У нее в Питере новое появилось увлечение — вязать. Накупила спиц, ниток — бумажных, шерстяных, шелковых. Сплела салфетку под графин. Аж самой понравилось! В домах замкнутых, необщительных новое увлечение всех заражает; все и перепробовали спицы вертеть, даже Пашка. О детях говорить не приходится.

(Согласно той же недоброжелательной версии мать заставляла их вязать, дабы развить трудолюбие. Ох, опять преувеличение! В старости Евграф Степанович, боюсь, постеснялся признаться, что до сумасшествия влюбился в это, как бы сказать, не совсем мужское занятие… а оно пришлось тогда как нельзя более сродни его внутреннему состоянию.

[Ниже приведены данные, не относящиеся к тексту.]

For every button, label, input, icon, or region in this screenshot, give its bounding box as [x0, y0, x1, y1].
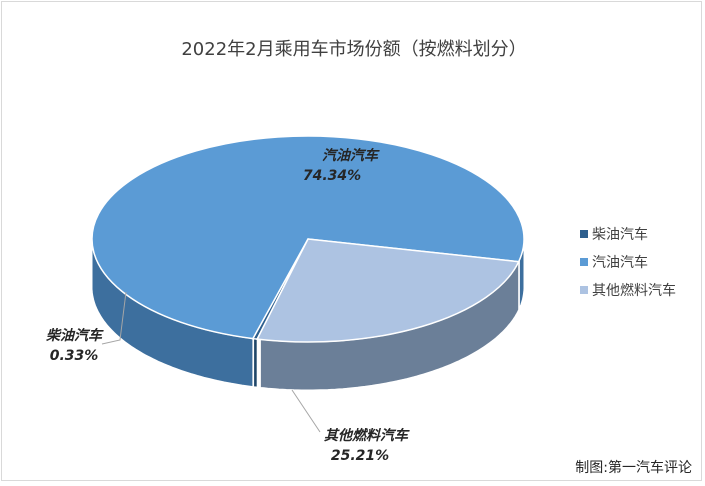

Смею думать: рукоделие спасло его. Нетяжелый труд, а все же деятельность, и к деятельности, и к жизни, значит, подталкивает, и от упоения немощью своей отвлекает; болезненных детей оно до того может довести, что им помереть охота, чтобы еще больше жалости к особке своей крохотной вымолить.)

…И было что-то завораживающе-надежное, истомно-головокружительное в вытягивании нитяной пены ячеек, из которых простым счетом, ненароком как бы пузырились, наполняя пространство (будущее даже пространство, еще только намеченное в голове: он вязал скатерть с разноцветным растительным орнаментом!), лепестки, листочки… От вздрагивающих клубков взвиваются струи — белая, красная, зеленая… Нити щекочут ладошку и ласково проползают между безымянным пальчиком и мизинцем… Графочка сидит в кресле, болтая ножками, и, наклоняя головку то к правому, то к левому плечику, шепчет: накид… раз, два, три, четыре… Лицевая… раз, два, накид…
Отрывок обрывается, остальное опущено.